Repelita Jakarta - Ketua Kagama Cirebon Raya, Heru Subagia, angkat suara menanggapi memanasnya isu dugaan ijazah palsu Presiden ke-7 RI, Joko Widodo.
Heru menyoroti lambannya sikap Bareskrim dan Polda Metro Jaya dalam merespons kasus tersebut yang kini melibatkan pengakuan dari internal PDI Perjuangan sendiri.
Menurutnya, publik memiliki alasan kuat untuk mencurigai adanya sesuatu yang ditutupi.
“Ini pada akhirnya bertele-tele, adanya ketidaksesuaian dari pihak Pak Jokowi, Bareskrim, dan Polda Metro Jaya untuk segera menuntaskan kasus ini,” ujar Heru, Kamis.
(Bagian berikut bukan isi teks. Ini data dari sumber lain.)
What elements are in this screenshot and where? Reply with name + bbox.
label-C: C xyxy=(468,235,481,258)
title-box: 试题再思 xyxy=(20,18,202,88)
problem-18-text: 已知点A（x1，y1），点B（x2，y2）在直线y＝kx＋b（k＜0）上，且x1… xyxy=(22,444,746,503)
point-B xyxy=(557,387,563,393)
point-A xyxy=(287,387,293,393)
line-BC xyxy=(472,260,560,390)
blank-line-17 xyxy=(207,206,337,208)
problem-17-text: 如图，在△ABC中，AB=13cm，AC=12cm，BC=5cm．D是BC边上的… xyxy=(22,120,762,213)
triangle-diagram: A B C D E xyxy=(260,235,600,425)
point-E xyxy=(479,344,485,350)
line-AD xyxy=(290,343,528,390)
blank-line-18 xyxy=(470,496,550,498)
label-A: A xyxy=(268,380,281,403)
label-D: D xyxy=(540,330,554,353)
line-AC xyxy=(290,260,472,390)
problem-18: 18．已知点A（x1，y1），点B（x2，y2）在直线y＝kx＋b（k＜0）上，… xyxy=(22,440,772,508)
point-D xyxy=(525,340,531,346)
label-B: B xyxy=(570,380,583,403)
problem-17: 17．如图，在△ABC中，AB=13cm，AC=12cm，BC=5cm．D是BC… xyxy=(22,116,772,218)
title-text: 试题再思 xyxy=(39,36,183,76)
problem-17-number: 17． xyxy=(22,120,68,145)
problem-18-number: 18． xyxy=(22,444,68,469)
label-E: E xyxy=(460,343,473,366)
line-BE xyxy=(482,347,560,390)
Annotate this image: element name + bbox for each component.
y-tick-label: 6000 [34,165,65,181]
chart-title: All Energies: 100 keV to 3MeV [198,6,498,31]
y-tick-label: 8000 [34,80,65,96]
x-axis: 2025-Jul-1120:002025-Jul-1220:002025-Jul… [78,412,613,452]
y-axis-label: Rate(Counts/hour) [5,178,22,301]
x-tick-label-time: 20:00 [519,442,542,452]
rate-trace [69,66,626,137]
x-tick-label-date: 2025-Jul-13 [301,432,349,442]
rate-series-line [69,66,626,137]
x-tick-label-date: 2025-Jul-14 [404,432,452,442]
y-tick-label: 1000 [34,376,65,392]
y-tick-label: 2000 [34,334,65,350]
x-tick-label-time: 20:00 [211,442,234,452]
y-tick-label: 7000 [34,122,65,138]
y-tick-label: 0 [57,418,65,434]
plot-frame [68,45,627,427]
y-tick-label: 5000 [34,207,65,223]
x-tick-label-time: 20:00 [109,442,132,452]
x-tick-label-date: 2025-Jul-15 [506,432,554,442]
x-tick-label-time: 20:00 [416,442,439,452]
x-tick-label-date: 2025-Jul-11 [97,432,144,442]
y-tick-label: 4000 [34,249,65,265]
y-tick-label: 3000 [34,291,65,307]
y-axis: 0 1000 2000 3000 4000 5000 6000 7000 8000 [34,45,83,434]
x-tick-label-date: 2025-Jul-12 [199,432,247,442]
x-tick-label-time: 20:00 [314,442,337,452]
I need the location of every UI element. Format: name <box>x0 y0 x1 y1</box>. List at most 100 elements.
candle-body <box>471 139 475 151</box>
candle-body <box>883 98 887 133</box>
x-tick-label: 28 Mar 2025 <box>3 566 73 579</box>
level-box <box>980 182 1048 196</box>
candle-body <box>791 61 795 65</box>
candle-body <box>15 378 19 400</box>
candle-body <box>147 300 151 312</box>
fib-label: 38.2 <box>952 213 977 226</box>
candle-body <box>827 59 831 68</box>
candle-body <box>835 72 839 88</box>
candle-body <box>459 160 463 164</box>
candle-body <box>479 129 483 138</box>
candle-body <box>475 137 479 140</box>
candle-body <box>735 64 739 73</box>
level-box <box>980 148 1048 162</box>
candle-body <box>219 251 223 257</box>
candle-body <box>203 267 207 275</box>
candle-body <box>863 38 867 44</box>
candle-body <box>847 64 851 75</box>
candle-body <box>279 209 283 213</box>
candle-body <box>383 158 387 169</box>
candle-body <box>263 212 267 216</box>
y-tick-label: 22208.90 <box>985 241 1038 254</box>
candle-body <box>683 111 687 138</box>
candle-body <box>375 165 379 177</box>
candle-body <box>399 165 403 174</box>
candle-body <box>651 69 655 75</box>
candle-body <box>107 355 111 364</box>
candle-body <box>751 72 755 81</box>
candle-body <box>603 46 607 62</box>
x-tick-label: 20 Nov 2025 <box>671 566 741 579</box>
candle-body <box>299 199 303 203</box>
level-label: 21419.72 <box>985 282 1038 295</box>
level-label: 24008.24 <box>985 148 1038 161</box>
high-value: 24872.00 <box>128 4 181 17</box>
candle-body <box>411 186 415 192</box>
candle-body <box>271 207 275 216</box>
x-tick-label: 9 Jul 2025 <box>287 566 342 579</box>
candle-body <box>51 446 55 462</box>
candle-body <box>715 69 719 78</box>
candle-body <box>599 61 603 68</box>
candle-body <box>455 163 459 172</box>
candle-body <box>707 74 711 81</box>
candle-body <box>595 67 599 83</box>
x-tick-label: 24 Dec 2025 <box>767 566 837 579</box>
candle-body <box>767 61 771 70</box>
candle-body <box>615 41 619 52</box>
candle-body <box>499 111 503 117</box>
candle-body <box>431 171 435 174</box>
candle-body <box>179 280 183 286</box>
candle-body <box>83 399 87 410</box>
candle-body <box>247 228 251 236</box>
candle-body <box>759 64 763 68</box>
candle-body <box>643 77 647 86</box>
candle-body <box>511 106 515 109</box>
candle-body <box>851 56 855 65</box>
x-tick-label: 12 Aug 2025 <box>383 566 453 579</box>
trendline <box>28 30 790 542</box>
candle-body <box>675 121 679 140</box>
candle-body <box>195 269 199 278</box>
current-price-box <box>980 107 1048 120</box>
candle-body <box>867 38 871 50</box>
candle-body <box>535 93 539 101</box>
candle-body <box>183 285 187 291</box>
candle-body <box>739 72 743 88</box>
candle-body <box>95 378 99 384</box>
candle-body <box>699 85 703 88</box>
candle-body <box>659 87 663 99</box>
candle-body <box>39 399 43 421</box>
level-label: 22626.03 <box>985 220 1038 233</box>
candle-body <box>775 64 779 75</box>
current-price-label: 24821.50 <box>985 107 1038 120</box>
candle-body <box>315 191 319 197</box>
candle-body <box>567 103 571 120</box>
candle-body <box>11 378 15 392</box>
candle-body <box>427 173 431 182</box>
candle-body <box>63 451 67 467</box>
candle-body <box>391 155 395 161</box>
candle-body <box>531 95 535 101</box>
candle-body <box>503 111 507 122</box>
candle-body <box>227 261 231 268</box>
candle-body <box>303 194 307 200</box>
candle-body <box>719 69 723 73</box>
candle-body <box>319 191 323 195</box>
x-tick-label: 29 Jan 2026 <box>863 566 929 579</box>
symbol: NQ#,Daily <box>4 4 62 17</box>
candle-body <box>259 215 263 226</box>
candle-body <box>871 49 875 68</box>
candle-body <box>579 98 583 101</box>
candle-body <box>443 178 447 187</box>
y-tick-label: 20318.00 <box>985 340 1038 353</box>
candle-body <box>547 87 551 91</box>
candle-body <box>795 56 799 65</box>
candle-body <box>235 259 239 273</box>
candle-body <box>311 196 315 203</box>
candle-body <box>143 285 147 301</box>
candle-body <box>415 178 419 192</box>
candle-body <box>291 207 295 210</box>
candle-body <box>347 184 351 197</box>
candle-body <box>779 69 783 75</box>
Heru memandang keterlibatan politisi senior PDIP, Beathor Suryadi, merupakan tanda bahwa persoalan ijazah ini telah masuk ke medan konflik politik internal yang lebih dalam.
Terlebih ketika Jokowi disebut masuk dalam bursa calon Ketua Umum PSI.
“Saya melihat fenomena masuknya elite PDIP seperti Beathor ini sebagai bagian dari operasi khusus. Bagaimana saat ini Pak Jokowi sedang dalam bursa Ketum PSI,” jelasnya.
Ia menduga isu ijazah palsu dilempar untuk menggoyang popularitas Jokowi sekaligus meredam laju PSI yang mulai mendapat tempat di publik di tengah stagnasi PDIP.
“Ini berakibat negatif. Ungkapan ijazah Jokowi dicetak di Pasar Pramuka dari elite PDIP justru menyasar balik PDIP sendiri,” tegasnya.
Heru menilai situasi saat ini memperlihatkan adanya pertarungan sengit antara dua poros politik, yakni PDIP dan PSI, menjelang Pemilu 2029.
“Saya pastikan ini ada motif pertandingan politik untuk saat ini menggembosi posisi PSI, agar tidak menjadi ancaman,” ujarnya.
Ia juga menyoroti mundurnya jadwal kongres PDIP yang awalnya direncanakan berlangsung Juni ini sebagai tanda konflik internal belum reda.
Di sisi lain, Heru menilai pernyataan pengacara Yakup Hasibuan yang menyebut Jokowi tidak perlu menunjukkan ijazahnya karena bisa memicu keributan sebagai langkah yang justru memperkeruh keadaan.
“Dengan penemuan fakta baru ini, harusnya semua pihak, termasuk Pak Jokowi, Bareskrim, dan Polda Metro Jaya, segera menempuh jalur hukum,” ucapnya.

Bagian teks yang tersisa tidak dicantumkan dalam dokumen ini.